Oscar had frozen; he was looking at me from some dark place. I’d been to dark places myself, but this was something else entirely. I took a step toward him; he held up his hand, keeping me at bay. Still, he said nothing. I stood unmoving; the heavy silence hung between us.

“I’m tired.” Oscar seemed to be speaking to himself. “Terribly, terribly tired.”

I remember every second of that meeting. It was the last time I lay eyes on Oscar.

PART III

Oscar

The North Shore of Long Island. Summer, 1951.

CHAPTER SEVEN

A
nother witness apparently has surfaced. This brings the number to four. From what I can piece together, my visitor’s organization generally does not proceed unless a larger number can be produced. They have their reasons to be wary, I suppose, beyond an interest in justice: legal suits, libel claims, and the like. Who the witnesses are, how they came to light: on these issues, my visitor has remained silent. Not surprising, given the nature of the investigation and the fact that he is, for the most part, a man of few words.

The one exception to his general taciturnity was on his first visit, when he talked at length about his organization, giving a detailed account of the dossier they had amassed pertaining, as he put it, to my “case.” When he came to the end of his monologue, I was speechless, so great was my astonishment. I detected a measure of embarrassment on his part at my reaction. I was standing by the window and it was only then, the two of us silently facing each other, I noticed the curtain behind me was not properly drawn. I quickly rose. On my approach, my visitor sidestepped me in the direction of the door, his green eyes cool. He flinched as I brushed past him. Before pulling the curtains to, I noted with some relief that the courtyard below and the wing opposite were in complete darkness.

In subsequent meetings, my visitor has restricted himself to the fewest words necessary to convey the latest information. Once, he had nothing to communicate.
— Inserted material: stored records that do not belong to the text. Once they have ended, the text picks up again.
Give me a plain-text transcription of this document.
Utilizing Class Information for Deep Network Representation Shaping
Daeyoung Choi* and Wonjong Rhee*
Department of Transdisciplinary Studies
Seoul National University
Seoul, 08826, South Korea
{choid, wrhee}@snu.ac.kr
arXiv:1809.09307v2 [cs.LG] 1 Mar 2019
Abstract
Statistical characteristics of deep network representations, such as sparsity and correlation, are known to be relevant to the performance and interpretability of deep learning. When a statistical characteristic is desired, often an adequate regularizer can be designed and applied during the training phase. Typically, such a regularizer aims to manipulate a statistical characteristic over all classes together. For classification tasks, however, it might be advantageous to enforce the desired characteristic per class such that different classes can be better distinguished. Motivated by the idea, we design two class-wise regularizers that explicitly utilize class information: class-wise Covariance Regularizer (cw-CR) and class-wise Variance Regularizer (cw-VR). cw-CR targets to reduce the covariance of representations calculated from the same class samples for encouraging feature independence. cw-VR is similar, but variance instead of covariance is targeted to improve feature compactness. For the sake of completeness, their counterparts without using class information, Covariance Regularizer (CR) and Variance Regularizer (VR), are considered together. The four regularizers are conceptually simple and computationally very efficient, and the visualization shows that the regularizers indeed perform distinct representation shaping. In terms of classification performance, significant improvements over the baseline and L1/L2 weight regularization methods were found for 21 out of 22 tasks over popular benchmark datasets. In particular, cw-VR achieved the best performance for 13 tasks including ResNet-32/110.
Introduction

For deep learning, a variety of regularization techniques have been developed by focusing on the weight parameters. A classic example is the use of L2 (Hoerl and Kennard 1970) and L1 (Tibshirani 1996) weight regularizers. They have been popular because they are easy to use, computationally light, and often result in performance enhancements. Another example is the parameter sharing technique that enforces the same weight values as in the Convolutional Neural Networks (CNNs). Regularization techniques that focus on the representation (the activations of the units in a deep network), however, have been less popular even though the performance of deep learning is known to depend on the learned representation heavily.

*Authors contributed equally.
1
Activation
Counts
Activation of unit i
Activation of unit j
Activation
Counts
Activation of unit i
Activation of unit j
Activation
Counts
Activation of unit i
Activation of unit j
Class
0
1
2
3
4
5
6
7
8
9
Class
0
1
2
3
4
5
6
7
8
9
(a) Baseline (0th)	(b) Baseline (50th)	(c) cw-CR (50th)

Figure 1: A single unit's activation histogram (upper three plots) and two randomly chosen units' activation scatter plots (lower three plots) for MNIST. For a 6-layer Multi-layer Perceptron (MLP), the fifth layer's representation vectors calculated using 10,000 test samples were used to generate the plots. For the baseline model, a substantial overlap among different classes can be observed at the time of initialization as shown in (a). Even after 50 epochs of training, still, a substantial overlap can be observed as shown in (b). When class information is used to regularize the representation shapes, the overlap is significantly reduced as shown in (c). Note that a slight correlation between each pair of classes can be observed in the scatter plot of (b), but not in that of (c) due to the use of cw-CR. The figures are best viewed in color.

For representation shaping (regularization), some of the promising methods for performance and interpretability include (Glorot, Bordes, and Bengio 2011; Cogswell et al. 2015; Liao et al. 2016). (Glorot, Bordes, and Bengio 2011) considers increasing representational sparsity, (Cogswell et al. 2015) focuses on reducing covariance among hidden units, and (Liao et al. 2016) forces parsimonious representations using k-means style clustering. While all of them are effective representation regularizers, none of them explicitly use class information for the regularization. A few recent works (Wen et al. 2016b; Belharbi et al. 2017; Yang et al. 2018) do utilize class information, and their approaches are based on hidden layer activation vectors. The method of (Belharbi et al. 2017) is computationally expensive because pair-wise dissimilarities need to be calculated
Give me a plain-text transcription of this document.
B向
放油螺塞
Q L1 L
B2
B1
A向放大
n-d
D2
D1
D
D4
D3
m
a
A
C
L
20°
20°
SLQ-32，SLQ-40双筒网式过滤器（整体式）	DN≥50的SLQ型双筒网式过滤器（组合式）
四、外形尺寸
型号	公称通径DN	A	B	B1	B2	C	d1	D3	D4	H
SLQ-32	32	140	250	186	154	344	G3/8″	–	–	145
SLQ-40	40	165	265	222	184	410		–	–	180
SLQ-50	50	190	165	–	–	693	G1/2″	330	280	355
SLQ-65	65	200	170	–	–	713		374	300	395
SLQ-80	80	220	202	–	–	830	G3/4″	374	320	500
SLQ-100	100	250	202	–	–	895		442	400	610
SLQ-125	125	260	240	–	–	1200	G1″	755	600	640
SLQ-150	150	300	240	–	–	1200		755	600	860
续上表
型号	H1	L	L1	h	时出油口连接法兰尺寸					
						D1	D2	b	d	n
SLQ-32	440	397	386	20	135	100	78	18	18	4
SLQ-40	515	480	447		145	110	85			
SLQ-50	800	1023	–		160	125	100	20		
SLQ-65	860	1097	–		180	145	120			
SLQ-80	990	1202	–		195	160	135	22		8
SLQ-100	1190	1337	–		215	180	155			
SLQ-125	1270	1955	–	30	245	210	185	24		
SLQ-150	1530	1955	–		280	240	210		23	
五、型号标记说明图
When I asked him that evening about the purpose of his visit, seeing he had nothing to report, he replied that these
briefings
—that was the word he used—had been scheduled at prearranged intervals, that they did not depend on new developments.

I am having trouble staring down the multiple horrors before me.

I cannot bear to learn about my accusers or their circumstances. One thing I do know is their method of identifying me.

Posing for that picture was a grim business. That first evening, my visitor was carrying a leather satchel, which he set down on the end table by the door. After his little speech, he removed from the satchel the most compact camera I have ever seen, and a tiny flash to go with it.

“Over there,” he said, indicating an unadorned section of the wood paneling where I understood he wished me to stand.

I walked to the spot, instinctively straightening my cravat, feeling like a fool for having done so.

“It would probably be better to remove that,” he’d said, keeping his eyes on me while he fiddled with something on the camera.

I untied my cravat and, not knowing what else to do with it, stuffed it into the pocket of my jacket. I looked straight into the camera. The miniature lens glinted at me before disappearing, along with everything else, in the tiny but potent light of the flash.